La requête de M. A a été communiquée au préfet de la Marne qui, le 12 septembre 2023, a produit des pièces.
M. C A a été admis au bénéfice de l'aide juridictionnelle totale par une décision du 1er septembre 2023. Il n'y a ainsi pas lieu de lui accorder le bénéfice de l'aide juridictionnelle provisoire.
Vu les autres pièces du dossier.
Vu :
- la convention européenne de sauvegarde des droits de l'homme et des libertés fondamentales ;
- le code des relations entre le public et l'administration ;
- le code de l'entrée et du séjour des étrangers et du droit d'asile ;
- le code civil ;
- la loi du 10 juillet 1991 ;
- le code de justice administrative.
Les parties ont été régulièrement averties du jour de l'audience.

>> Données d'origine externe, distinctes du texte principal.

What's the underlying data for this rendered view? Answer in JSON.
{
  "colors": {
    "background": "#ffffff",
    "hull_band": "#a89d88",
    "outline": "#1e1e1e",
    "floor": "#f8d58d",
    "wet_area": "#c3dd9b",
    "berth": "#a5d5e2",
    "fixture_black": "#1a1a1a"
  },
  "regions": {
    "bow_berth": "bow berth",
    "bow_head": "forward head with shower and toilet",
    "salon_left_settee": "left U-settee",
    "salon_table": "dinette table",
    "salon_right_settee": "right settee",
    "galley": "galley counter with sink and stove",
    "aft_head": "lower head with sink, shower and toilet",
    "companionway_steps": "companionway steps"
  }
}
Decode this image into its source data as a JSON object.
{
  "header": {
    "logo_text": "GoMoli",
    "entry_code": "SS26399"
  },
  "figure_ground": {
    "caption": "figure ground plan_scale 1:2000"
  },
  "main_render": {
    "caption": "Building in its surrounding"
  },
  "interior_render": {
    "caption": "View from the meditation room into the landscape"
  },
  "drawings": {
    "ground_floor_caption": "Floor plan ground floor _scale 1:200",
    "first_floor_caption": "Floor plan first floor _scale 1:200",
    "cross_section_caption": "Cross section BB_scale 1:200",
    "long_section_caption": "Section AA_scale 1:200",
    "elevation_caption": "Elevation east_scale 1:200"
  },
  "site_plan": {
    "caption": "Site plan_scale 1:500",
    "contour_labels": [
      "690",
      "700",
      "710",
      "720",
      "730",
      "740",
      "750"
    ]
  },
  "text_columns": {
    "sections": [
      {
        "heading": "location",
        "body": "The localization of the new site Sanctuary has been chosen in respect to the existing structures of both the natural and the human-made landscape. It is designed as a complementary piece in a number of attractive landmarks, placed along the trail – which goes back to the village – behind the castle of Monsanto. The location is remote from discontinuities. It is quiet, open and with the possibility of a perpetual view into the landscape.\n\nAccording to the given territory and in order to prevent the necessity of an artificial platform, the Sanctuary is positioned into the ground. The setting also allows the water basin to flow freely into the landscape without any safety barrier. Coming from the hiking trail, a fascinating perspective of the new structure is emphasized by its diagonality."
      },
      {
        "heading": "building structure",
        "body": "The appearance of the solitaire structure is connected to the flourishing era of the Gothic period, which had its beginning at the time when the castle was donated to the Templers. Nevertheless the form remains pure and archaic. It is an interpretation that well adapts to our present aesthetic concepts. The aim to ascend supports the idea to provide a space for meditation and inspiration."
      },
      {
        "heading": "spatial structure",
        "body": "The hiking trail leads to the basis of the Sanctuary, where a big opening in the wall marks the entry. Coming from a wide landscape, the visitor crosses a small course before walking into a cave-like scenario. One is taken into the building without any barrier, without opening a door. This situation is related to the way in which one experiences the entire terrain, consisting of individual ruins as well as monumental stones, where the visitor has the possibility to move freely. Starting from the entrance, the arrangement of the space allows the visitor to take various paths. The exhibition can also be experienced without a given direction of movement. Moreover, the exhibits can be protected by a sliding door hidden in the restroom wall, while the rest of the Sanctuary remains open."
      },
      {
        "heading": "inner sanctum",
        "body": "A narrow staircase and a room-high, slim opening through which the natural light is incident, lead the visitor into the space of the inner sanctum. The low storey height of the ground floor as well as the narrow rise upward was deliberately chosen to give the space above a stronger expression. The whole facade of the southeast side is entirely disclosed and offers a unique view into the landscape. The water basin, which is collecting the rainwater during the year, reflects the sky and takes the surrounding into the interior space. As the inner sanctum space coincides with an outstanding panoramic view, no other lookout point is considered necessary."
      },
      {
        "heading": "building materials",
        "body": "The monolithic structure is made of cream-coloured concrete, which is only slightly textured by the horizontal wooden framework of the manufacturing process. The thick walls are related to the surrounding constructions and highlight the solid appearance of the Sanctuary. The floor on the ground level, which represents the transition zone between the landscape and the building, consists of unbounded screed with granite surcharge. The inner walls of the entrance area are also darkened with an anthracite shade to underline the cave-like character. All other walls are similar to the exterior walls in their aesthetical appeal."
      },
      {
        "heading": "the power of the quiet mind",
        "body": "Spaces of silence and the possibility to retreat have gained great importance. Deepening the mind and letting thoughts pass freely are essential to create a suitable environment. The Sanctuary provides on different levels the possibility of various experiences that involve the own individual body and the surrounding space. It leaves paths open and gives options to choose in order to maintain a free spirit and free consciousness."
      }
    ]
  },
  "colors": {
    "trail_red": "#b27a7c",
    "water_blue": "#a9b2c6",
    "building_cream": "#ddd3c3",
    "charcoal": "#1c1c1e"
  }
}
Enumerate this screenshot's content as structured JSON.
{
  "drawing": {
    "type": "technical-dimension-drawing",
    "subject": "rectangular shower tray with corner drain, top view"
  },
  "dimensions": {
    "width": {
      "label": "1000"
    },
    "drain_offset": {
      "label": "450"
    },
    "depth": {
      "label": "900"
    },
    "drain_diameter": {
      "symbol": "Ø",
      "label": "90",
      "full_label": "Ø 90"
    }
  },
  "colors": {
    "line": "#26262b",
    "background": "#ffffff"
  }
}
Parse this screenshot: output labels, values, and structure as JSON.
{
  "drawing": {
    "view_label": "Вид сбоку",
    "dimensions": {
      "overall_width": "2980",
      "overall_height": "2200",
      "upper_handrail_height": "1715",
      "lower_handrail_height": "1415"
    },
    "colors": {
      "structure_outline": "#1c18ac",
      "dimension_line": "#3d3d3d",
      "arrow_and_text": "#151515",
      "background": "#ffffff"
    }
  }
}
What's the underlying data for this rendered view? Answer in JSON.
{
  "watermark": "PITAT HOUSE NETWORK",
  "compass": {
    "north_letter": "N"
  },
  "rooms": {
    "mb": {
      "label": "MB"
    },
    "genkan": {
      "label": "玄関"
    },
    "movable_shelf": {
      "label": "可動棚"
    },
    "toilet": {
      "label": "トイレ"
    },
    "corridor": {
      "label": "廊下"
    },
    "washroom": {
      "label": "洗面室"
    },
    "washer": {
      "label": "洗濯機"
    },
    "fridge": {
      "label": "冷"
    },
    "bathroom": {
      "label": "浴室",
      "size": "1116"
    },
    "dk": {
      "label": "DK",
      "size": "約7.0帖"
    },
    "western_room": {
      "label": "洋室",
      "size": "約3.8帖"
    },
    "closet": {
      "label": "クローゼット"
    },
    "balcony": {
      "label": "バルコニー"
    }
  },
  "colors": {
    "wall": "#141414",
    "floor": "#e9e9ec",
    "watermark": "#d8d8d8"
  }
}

Ont été entendus au cours de l'audience publique :
- le rapport de M. B,
- les observations de Me Boia, avocate de M. A,
- les observations de M. A assisté d'une interprète en langue anglaise.
Considérant ce qui suit :
1. M. A, de nationalité nigériane, soutient être entré sur le territoire français le 6 mars 2022, après avoir fui l'Ukraine, où résidait sa sœur et où il venait de commencer des études supérieures. Il a sollicité des autorités françaises son admission au séjour au titre de l'asile en raison de craintes en cas de retour dans son pays d'origine. Sa demande a été rejetée par une décision de l'Office français de protection des réfugiés et apatrides du 30 août 2022, confirmée par une décision de la Cour nationale du droit d'asile du 12 avril 2023. Le 4 juillet 2023, le préfet de la Marne a pris à son encontre un arrêté portant obligation de quitter le territoire français dans un délai de 30 jours et fixation du pays de destination. L'intéressé demande au tribunal l'annulation de cet arrêté.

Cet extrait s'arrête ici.